Casinos don't let you perpetually double up, because eventually you will win and even things up, negating all the previous wins for the house. Then you play till you're ahead and then quit on them.
In pool, it also screams hustle. Sometimes it can just be the desperate last efforts of a loser to make up ground or get out of the hole, or it could be a trap. So many variables. If the sets were real close, then the double up is just the loser trying to catch up. If the sets were beat downs and lopsided....then that is suspicious because why would the loser feel so bold and confident to ask for double? Either way, a masterful hustler can keep sets close and dump. So that isn't even a valid way to look at it.
In this thread, the loser quit which is proper protocol. The winner did not quit on him, even though that is still the winner's right (although it is dishonorable and nitty to do that). The loser quit because of the refusal to double the bet. The winner did nothing wrong, nitty or crappy by refusing a double against someone he's ahead on.

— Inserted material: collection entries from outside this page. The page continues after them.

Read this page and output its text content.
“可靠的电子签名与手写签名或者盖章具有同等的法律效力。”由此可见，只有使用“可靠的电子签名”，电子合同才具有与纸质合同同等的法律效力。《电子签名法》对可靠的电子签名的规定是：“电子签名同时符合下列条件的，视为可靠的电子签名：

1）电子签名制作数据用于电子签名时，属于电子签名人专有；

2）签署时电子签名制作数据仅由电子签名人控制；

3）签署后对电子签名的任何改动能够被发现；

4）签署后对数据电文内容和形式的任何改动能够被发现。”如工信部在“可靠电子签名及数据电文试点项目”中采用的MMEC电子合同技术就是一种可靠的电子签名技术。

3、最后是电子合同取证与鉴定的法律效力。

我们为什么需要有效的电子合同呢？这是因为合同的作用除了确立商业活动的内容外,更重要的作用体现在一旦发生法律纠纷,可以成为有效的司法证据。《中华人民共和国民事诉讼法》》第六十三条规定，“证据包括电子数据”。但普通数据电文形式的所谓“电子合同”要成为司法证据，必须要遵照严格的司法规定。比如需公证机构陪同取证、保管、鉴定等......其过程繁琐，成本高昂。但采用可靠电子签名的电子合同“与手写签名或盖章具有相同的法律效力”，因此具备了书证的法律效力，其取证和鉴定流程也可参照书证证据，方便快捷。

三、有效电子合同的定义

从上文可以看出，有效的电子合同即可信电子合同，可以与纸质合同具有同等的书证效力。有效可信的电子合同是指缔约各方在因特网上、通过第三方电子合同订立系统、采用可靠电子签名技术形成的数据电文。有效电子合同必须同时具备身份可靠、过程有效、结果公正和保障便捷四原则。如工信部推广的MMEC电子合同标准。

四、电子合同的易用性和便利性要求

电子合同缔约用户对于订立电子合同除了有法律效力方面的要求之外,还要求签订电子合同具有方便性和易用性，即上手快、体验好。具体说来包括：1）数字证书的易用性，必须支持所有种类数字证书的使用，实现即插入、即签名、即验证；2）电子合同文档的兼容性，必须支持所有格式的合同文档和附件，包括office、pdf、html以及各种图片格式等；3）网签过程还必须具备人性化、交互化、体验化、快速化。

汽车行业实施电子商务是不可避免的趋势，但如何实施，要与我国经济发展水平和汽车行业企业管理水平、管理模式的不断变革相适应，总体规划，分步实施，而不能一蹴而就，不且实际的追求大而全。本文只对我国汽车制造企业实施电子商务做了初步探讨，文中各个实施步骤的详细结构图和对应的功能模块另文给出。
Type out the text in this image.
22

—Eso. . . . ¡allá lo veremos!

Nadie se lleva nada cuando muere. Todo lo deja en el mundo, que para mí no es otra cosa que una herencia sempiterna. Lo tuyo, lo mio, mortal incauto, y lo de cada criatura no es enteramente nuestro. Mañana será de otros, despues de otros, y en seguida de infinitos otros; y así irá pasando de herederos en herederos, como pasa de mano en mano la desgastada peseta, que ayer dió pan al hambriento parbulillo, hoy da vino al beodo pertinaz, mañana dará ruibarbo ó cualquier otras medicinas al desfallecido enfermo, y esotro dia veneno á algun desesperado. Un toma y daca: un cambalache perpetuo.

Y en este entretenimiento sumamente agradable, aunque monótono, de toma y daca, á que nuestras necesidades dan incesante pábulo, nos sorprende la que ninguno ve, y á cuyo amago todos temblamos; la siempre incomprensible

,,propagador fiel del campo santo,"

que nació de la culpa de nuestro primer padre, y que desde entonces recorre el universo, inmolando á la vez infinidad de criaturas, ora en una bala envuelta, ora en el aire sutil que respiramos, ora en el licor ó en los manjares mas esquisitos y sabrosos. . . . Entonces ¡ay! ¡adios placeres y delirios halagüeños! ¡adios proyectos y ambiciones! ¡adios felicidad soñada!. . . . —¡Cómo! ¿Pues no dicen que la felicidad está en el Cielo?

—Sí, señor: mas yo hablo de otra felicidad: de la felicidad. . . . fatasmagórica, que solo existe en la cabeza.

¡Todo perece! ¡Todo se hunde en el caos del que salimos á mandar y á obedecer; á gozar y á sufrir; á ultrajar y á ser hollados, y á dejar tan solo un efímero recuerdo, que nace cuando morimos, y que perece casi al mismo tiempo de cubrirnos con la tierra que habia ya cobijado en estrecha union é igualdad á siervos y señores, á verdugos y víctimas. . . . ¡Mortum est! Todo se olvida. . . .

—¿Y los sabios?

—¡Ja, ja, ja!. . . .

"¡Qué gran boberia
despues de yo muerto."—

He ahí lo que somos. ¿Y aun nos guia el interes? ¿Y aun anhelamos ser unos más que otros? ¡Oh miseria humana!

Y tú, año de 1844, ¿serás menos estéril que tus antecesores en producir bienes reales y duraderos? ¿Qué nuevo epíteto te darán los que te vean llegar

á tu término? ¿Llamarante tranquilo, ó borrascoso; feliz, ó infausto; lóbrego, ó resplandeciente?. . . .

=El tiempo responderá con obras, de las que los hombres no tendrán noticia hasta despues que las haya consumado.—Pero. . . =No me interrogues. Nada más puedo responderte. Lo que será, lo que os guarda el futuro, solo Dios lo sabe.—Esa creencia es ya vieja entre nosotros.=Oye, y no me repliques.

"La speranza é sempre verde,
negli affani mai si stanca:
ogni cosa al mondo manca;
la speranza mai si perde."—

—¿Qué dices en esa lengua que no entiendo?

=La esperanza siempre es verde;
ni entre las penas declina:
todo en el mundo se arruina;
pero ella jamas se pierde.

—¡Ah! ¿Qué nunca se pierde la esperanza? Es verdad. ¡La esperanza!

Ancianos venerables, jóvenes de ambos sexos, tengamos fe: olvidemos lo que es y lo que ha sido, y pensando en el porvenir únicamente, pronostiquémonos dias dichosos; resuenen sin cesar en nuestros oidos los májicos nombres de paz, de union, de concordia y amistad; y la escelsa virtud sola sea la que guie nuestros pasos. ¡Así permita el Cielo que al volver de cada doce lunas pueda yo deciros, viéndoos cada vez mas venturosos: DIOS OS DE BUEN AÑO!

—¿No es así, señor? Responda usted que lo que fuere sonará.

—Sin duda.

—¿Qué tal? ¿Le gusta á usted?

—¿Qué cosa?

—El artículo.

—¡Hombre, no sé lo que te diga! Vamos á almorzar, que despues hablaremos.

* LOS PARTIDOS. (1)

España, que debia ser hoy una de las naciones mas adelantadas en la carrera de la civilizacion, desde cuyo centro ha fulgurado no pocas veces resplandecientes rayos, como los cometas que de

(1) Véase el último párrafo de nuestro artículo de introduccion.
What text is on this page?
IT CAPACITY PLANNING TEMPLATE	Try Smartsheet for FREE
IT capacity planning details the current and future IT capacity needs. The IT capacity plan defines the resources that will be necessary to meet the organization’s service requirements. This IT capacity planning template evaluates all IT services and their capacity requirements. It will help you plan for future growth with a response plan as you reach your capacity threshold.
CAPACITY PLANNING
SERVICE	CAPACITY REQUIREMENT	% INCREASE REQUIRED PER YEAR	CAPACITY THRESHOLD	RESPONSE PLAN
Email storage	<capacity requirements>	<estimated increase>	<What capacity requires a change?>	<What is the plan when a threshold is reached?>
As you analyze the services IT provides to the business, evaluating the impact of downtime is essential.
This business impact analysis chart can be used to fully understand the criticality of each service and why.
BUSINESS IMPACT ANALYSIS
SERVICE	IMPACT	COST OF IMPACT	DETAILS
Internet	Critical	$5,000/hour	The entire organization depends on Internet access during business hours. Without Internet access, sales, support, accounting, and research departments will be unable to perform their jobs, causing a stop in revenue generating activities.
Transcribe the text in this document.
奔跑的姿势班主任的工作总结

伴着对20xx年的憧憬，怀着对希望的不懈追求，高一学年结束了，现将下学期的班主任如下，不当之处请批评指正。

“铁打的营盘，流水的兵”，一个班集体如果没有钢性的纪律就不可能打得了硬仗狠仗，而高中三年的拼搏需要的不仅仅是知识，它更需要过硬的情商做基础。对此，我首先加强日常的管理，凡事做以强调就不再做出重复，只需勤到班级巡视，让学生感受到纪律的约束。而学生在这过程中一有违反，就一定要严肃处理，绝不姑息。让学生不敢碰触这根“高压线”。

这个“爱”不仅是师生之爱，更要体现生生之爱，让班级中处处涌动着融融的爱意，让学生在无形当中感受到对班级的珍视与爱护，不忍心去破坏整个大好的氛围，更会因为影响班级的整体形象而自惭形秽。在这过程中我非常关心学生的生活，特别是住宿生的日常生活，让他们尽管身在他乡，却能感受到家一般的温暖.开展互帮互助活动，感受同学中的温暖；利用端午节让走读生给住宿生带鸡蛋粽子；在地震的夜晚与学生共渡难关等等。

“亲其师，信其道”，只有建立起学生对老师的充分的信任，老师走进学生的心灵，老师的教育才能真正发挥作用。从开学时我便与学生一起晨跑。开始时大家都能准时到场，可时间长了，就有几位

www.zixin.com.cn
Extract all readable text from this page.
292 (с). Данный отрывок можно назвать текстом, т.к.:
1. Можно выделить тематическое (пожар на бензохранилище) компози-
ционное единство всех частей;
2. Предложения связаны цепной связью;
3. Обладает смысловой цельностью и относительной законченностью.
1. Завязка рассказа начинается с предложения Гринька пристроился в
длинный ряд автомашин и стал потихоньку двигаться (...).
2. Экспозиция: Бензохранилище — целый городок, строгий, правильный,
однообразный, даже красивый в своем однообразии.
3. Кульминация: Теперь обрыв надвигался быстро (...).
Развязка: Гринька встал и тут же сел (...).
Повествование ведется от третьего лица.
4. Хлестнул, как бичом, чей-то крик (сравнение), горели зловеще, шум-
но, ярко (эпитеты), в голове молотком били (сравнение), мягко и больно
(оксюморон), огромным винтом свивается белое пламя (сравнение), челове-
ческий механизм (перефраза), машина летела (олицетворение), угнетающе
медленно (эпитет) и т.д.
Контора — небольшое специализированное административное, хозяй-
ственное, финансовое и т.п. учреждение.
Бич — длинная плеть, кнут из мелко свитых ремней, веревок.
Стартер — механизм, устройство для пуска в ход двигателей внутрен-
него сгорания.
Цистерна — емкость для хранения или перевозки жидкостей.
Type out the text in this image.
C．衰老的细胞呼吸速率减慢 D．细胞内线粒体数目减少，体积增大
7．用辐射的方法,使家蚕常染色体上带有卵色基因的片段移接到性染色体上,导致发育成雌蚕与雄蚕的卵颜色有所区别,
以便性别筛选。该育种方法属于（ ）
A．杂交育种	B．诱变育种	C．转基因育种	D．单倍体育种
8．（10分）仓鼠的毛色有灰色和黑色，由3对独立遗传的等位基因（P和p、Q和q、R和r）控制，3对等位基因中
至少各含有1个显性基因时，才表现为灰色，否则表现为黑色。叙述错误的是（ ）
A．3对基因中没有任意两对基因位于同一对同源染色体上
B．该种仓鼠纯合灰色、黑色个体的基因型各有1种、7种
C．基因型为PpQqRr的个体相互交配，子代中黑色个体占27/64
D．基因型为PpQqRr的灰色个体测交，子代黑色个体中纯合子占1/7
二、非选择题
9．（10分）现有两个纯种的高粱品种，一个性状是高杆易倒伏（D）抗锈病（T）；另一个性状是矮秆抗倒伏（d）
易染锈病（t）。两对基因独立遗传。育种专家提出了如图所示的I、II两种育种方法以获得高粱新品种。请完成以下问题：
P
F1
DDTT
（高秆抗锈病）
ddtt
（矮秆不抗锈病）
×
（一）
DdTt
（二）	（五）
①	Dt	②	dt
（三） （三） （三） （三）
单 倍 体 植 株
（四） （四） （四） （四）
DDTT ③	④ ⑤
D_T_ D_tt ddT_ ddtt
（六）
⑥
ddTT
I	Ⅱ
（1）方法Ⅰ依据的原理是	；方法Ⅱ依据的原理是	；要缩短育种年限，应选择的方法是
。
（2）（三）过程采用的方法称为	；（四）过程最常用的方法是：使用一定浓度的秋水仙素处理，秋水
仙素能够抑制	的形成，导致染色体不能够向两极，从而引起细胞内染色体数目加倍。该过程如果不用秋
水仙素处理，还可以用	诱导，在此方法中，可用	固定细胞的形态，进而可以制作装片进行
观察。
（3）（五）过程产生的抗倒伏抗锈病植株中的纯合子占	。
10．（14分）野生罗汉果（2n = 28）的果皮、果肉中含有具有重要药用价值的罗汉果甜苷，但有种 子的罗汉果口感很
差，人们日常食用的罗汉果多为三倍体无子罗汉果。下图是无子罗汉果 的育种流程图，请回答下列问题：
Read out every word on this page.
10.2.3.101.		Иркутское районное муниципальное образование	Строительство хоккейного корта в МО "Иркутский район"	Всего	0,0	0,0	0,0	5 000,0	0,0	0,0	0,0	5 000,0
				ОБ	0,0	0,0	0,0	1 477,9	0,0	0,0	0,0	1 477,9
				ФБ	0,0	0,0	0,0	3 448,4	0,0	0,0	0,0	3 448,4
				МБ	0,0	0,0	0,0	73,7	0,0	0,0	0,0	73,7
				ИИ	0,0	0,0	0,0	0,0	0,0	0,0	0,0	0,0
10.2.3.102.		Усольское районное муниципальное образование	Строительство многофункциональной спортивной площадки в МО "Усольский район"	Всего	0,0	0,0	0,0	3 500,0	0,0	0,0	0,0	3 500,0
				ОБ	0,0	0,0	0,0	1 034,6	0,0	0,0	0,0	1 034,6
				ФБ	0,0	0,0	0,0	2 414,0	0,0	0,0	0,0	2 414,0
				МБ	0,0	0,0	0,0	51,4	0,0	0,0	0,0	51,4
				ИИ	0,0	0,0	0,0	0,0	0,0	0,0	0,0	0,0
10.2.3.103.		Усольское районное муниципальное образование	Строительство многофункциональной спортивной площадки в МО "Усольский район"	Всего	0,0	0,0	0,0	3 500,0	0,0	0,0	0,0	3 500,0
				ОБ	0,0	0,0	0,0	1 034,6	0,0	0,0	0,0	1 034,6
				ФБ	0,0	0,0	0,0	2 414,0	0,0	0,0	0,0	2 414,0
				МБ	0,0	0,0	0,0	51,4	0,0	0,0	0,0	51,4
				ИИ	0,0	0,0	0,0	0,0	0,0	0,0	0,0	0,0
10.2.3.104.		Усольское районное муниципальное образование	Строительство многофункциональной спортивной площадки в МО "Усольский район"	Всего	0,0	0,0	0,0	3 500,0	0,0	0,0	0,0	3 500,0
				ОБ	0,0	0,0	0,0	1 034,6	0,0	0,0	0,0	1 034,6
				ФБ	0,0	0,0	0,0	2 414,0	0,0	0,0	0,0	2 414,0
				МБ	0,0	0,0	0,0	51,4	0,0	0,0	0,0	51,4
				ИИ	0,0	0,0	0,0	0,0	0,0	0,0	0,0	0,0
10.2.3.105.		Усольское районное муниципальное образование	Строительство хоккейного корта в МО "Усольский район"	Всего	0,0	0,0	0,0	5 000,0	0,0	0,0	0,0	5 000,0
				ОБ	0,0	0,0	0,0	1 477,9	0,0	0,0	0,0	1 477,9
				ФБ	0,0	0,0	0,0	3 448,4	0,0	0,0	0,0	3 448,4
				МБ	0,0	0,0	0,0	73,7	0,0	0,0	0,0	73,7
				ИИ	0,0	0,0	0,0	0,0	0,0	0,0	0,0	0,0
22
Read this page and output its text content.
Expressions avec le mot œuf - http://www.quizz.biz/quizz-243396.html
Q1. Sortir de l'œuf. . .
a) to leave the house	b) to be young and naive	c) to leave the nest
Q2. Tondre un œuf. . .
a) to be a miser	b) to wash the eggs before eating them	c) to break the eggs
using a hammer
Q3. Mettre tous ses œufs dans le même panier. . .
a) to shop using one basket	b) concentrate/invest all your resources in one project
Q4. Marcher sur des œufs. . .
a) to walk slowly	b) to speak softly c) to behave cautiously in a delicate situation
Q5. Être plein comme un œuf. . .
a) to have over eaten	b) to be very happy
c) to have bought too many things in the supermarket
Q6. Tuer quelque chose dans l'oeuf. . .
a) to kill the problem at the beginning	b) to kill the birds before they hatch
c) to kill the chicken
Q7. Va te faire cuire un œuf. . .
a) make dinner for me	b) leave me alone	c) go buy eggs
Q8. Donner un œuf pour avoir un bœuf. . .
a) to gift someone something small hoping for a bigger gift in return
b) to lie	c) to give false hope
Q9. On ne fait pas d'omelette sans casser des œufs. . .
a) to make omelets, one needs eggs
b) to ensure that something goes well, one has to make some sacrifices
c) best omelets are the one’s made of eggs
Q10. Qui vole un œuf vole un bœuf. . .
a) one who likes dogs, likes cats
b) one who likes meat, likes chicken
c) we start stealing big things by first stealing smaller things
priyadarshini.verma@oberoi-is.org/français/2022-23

If he was willing to continue at the same bet, he's doing the right thing.
What does this say about the loser's motivation? Hard to tell. If he's a hustler he may not want to waste his time winning back the sets at the same bet. Because that will surely alarm the early winner and he'll just quit once even.
Lot of speculating, have to be there in person to see the caliber of player, see what is happening.
I see no issue with anything that happened.